Mit dem komplett überarbeiteten „Neuen Handbuch Armut in der Schweiz“ will die Caritas die Notlagen der 1 Millionen Betroffenen sichtbar machen.
Der kleine Raum des Polit-Forums im Käfigturm in Bern ist trotz des zeitgleich laufenden Fussballknüllers Schweiz -Argentinien bis auf den letzten Platz besetzt. Hugo Fasel, Direktor der Caritas Schweiz, beteuert denn auch die Wichtigkeit und Bedeutung der Überarbeitung des Neuen Handbuchs Armut in der Schweiz, das in einer ersten Fassung bereits im Jahr 2006 erschienen ist. Caritas hat die Armutsthematik zu einem ihrer Schwerpunktthemen gemacht und konnte im Lauf der letzten Jahre den Bund animieren, ein Aktionsprogramm für die Armutsbekämpfung in der Schweiz zu lancieren. Das Ziel von Caritas ist es, die hiesige Armut sichtbar zu machen. Und so lautete der Slogan des aktuellen Buchprojekts, „um die Armut zu bekämpfen, müssen wir die Gründe, die zur Armut führen, verstehen“. Gemäss den neusten Erhebungen des Bundesamtes für Statistik (BFS) sind in der Schweiz über eine Million Menschen von Armut betroffen oder leben knapp über der Armutsgrenze.
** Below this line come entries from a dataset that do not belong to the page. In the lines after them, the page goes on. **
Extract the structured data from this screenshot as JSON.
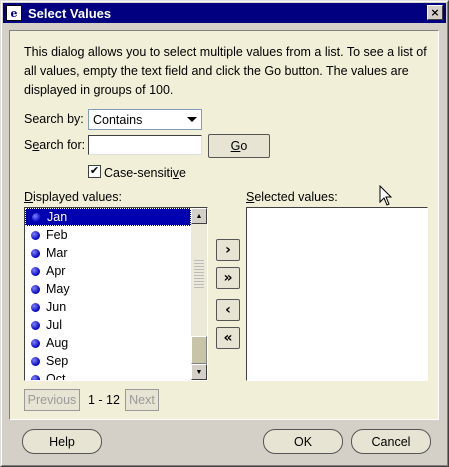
{
  "window": {
    "title": "Select Values",
    "close_glyph": "×"
  },
  "intro": "This dialog allows you to select multiple values from a list. To see a list of all values, empty the text field and click the Go button. The values are displayed in groups of 100.",
  "search_by": {
    "label_prefix": "Search by:",
    "value": "Contains"
  },
  "search_for": {
    "label_pre": "S",
    "label_ul": "e",
    "label_post": "arch for:",
    "value": "",
    "go_ul": "G",
    "go_post": "o"
  },
  "case_sensitive": {
    "checked": true,
    "check_glyph": "✔",
    "label_pre": "Case-sensiti",
    "label_ul": "v",
    "label_post": "e"
  },
  "displayed": {
    "label_ul": "D",
    "label_post": "isplayed values:",
    "items": [
      "Jan",
      "Feb",
      "Mar",
      "Apr",
      "May",
      "Jun",
      "Jul",
      "Aug",
      "Sep",
      "Oct"
    ],
    "selected_index": 0
  },
  "selected": {
    "label_ul": "S",
    "label_post": "elected values:"
  },
  "move_buttons": {
    "move": "›",
    "move_all": "»",
    "remove": "‹",
    "remove_all": "«"
  },
  "pager": {
    "previous": "Previous",
    "range": "1 - 12",
    "next": "Next"
  },
  "footer": {
    "help": "Help",
    "ok": "OK",
    "cancel": "Cancel"
  },
  "colors": {
    "titlebar": "#000080",
    "panel": "#f2efd9",
    "selection": "#0000b0"
  }
}
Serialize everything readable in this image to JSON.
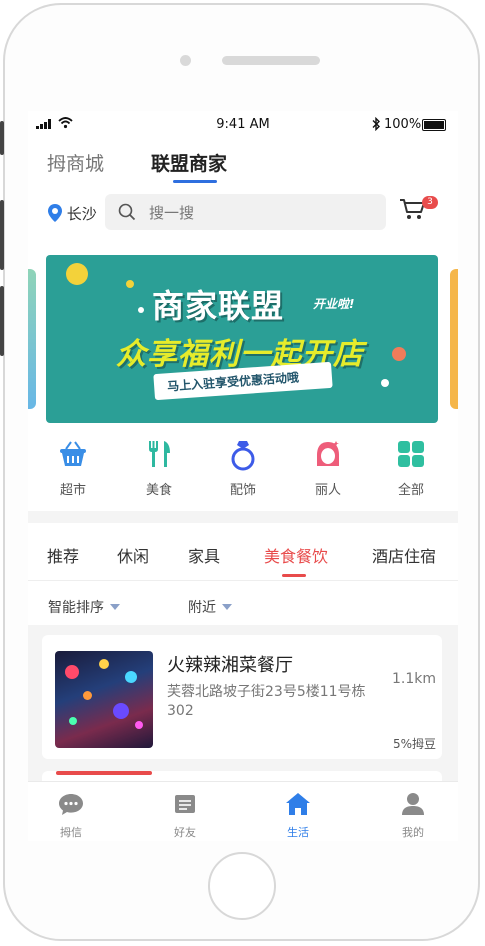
{
  "status_bar": {
    "time": "9:41 AM",
    "battery": "100%"
  },
  "top_tabs": [
    "拇商城",
    "联盟商家"
  ],
  "location": "长沙",
  "search": {
    "placeholder": "搜一搜"
  },
  "cart_badge": "3",
  "banner": {
    "title": "商家联盟",
    "tag": "开业啦!",
    "subtitle": "众享福利一起开店",
    "ribbon": "马上入驻享受优惠活动哦"
  },
  "categories": [
    {
      "label": "超市",
      "icon": "basket-icon",
      "color": "#3a8ee6"
    },
    {
      "label": "美食",
      "icon": "fork-knife-icon",
      "color": "#2eb8a0"
    },
    {
      "label": "配饰",
      "icon": "ring-icon",
      "color": "#3d5be8"
    },
    {
      "label": "丽人",
      "icon": "woman-icon",
      "color": "#ee5d7a"
    },
    {
      "label": "全部",
      "icon": "grid-icon",
      "color": "#2fbfa0"
    }
  ],
  "sub_tabs": [
    "推荐",
    "休闲",
    "家具",
    "美食餐饮",
    "酒店住宿"
  ],
  "active_sub_tab": "美食餐饮",
  "sort": [
    "智能排序",
    "附近"
  ],
  "shops": [
    {
      "name": "火辣辣湘菜餐厅",
      "address": "芙蓉北路坡子街23号5楼11号栋302",
      "distance": "1.1km",
      "bonus": "5%拇豆"
    }
  ],
  "bottom_nav": [
    {
      "label": "拇信",
      "icon": "chat-icon"
    },
    {
      "label": "好友",
      "icon": "contacts-icon"
    },
    {
      "label": "生活",
      "icon": "home-icon"
    },
    {
      "label": "我的",
      "icon": "user-icon"
    }
  ],
  "active_nav": "生活"
}
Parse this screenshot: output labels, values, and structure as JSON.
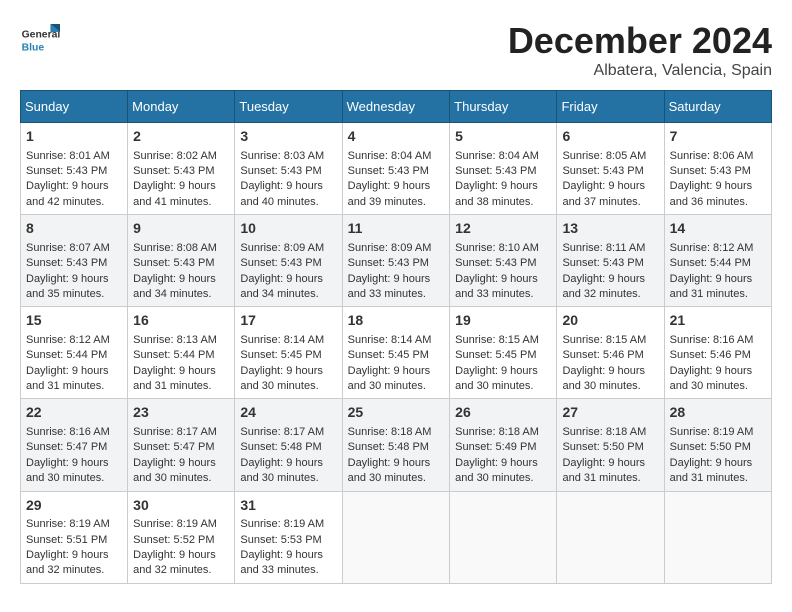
{
  "header": {
    "logo_general": "General",
    "logo_blue": "Blue",
    "title": "December 2024",
    "subtitle": "Albatera, Valencia, Spain"
  },
  "calendar": {
    "days_of_week": [
      "Sunday",
      "Monday",
      "Tuesday",
      "Wednesday",
      "Thursday",
      "Friday",
      "Saturday"
    ],
    "weeks": [
      [
        {
          "day": "",
          "info": ""
        },
        {
          "day": "2",
          "info": "Sunrise: 8:02 AM\nSunset: 5:43 PM\nDaylight: 9 hours and 41 minutes."
        },
        {
          "day": "3",
          "info": "Sunrise: 8:03 AM\nSunset: 5:43 PM\nDaylight: 9 hours and 40 minutes."
        },
        {
          "day": "4",
          "info": "Sunrise: 8:04 AM\nSunset: 5:43 PM\nDaylight: 9 hours and 39 minutes."
        },
        {
          "day": "5",
          "info": "Sunrise: 8:04 AM\nSunset: 5:43 PM\nDaylight: 9 hours and 38 minutes."
        },
        {
          "day": "6",
          "info": "Sunrise: 8:05 AM\nSunset: 5:43 PM\nDaylight: 9 hours and 37 minutes."
        },
        {
          "day": "7",
          "info": "Sunrise: 8:06 AM\nSunset: 5:43 PM\nDaylight: 9 hours and 36 minutes."
        }
      ],
      [
        {
          "day": "1",
          "info": "Sunrise: 8:01 AM\nSunset: 5:43 PM\nDaylight: 9 hours and 42 minutes.",
          "first_row_sun": true
        },
        {
          "day": "9",
          "info": "Sunrise: 8:08 AM\nSunset: 5:43 PM\nDaylight: 9 hours and 34 minutes."
        },
        {
          "day": "10",
          "info": "Sunrise: 8:09 AM\nSunset: 5:43 PM\nDaylight: 9 hours and 34 minutes."
        },
        {
          "day": "11",
          "info": "Sunrise: 8:09 AM\nSunset: 5:43 PM\nDaylight: 9 hours and 33 minutes."
        },
        {
          "day": "12",
          "info": "Sunrise: 8:10 AM\nSunset: 5:43 PM\nDaylight: 9 hours and 33 minutes."
        },
        {
          "day": "13",
          "info": "Sunrise: 8:11 AM\nSunset: 5:43 PM\nDaylight: 9 hours and 32 minutes."
        },
        {
          "day": "14",
          "info": "Sunrise: 8:12 AM\nSunset: 5:44 PM\nDaylight: 9 hours and 31 minutes."
        }
      ],
      [
        {
          "day": "8",
          "info": "Sunrise: 8:07 AM\nSunset: 5:43 PM\nDaylight: 9 hours and 35 minutes.",
          "first_row_sun2": true
        },
        {
          "day": "16",
          "info": "Sunrise: 8:13 AM\nSunset: 5:44 PM\nDaylight: 9 hours and 31 minutes."
        },
        {
          "day": "17",
          "info": "Sunrise: 8:14 AM\nSunset: 5:45 PM\nDaylight: 9 hours and 30 minutes."
        },
        {
          "day": "18",
          "info": "Sunrise: 8:14 AM\nSunset: 5:45 PM\nDaylight: 9 hours and 30 minutes."
        },
        {
          "day": "19",
          "info": "Sunrise: 8:15 AM\nSunset: 5:45 PM\nDaylight: 9 hours and 30 minutes."
        },
        {
          "day": "20",
          "info": "Sunrise: 8:15 AM\nSunset: 5:46 PM\nDaylight: 9 hours and 30 minutes."
        },
        {
          "day": "21",
          "info": "Sunrise: 8:16 AM\nSunset: 5:46 PM\nDaylight: 9 hours and 30 minutes."
        }
      ],
      [
        {
          "day": "15",
          "info": "Sunrise: 8:12 AM\nSunset: 5:44 PM\nDaylight: 9 hours and 31 minutes.",
          "sun3": true
        },
        {
          "day": "23",
          "info": "Sunrise: 8:17 AM\nSunset: 5:47 PM\nDaylight: 9 hours and 30 minutes."
        },
        {
          "day": "24",
          "info": "Sunrise: 8:17 AM\nSunset: 5:48 PM\nDaylight: 9 hours and 30 minutes."
        },
        {
          "day": "25",
          "info": "Sunrise: 8:18 AM\nSunset: 5:48 PM\nDaylight: 9 hours and 30 minutes."
        },
        {
          "day": "26",
          "info": "Sunrise: 8:18 AM\nSunset: 5:49 PM\nDaylight: 9 hours and 30 minutes."
        },
        {
          "day": "27",
          "info": "Sunrise: 8:18 AM\nSunset: 5:50 PM\nDaylight: 9 hours and 31 minutes."
        },
        {
          "day": "28",
          "info": "Sunrise: 8:19 AM\nSunset: 5:50 PM\nDaylight: 9 hours and 31 minutes."
        }
      ],
      [
        {
          "day": "22",
          "info": "Sunrise: 8:16 AM\nSunset: 5:47 PM\nDaylight: 9 hours and 30 minutes.",
          "sun4": true
        },
        {
          "day": "30",
          "info": "Sunrise: 8:19 AM\nSunset: 5:52 PM\nDaylight: 9 hours and 32 minutes."
        },
        {
          "day": "31",
          "info": "Sunrise: 8:19 AM\nSunset: 5:53 PM\nDaylight: 9 hours and 33 minutes."
        },
        {
          "day": "",
          "info": ""
        },
        {
          "day": "",
          "info": ""
        },
        {
          "day": "",
          "info": ""
        },
        {
          "day": "",
          "info": ""
        }
      ],
      [
        {
          "day": "29",
          "info": "Sunrise: 8:19 AM\nSunset: 5:51 PM\nDaylight: 9 hours and 32 minutes.",
          "sun5": true
        },
        {
          "day": "",
          "info": ""
        },
        {
          "day": "",
          "info": ""
        },
        {
          "day": "",
          "info": ""
        },
        {
          "day": "",
          "info": ""
        },
        {
          "day": "",
          "info": ""
        },
        {
          "day": "",
          "info": ""
        }
      ]
    ]
  }
}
Zur Buchvernissage hat Caritas drei Referenten eingeladen. Bevor der Caritas-Direktor das Wort weitergibt, bringt Fasel die Problematik der Armut in der Schweiz nochmals auf den Punkt: „Nicht die AHV werde das Problem der Zukunft sein, sondern die Armut“. Die geladenen Gäste nicken zustimmend und leise Gitarrenmusik ertönt. Stéphane Rossini, Vizepräsident des Nationalrates und erster Redner, dankt Caritas. Der SP-Mann und Professor für Sozialpolitik und Sozialarbeit, streicht vor allem heraus, es sei den Caritas-Autoren gelungen, das Thema Armut in ihrem neuen Handbuch anschaulich und verständlich darzustellen.
CVP-Nationalrätin Barbara Schmid-Federer erzählt von ihrer persönlichen Geschichte. Als Kind sei sie und ihre Familie selbst von der Armut betroffen gewesen. Sie wisse darum, wie wichtig ein solches Handbuch im Kampf gegen die Armut sei. Heute ist Schmid-Federer Mitglied der Kommission für soziale Sicherheit und Gesundheit, und sie betont, dass sich der Diskurs über Armut in der Schweiz im Nationalrat deutlich verbessert habe. Das sei vor wenigen Jahren noch nicht der Fall gewesen. Noch vor wenigen Jahren wurde man belächelt, wenn man auf die Armut in der Schweiz aufmerksam machte.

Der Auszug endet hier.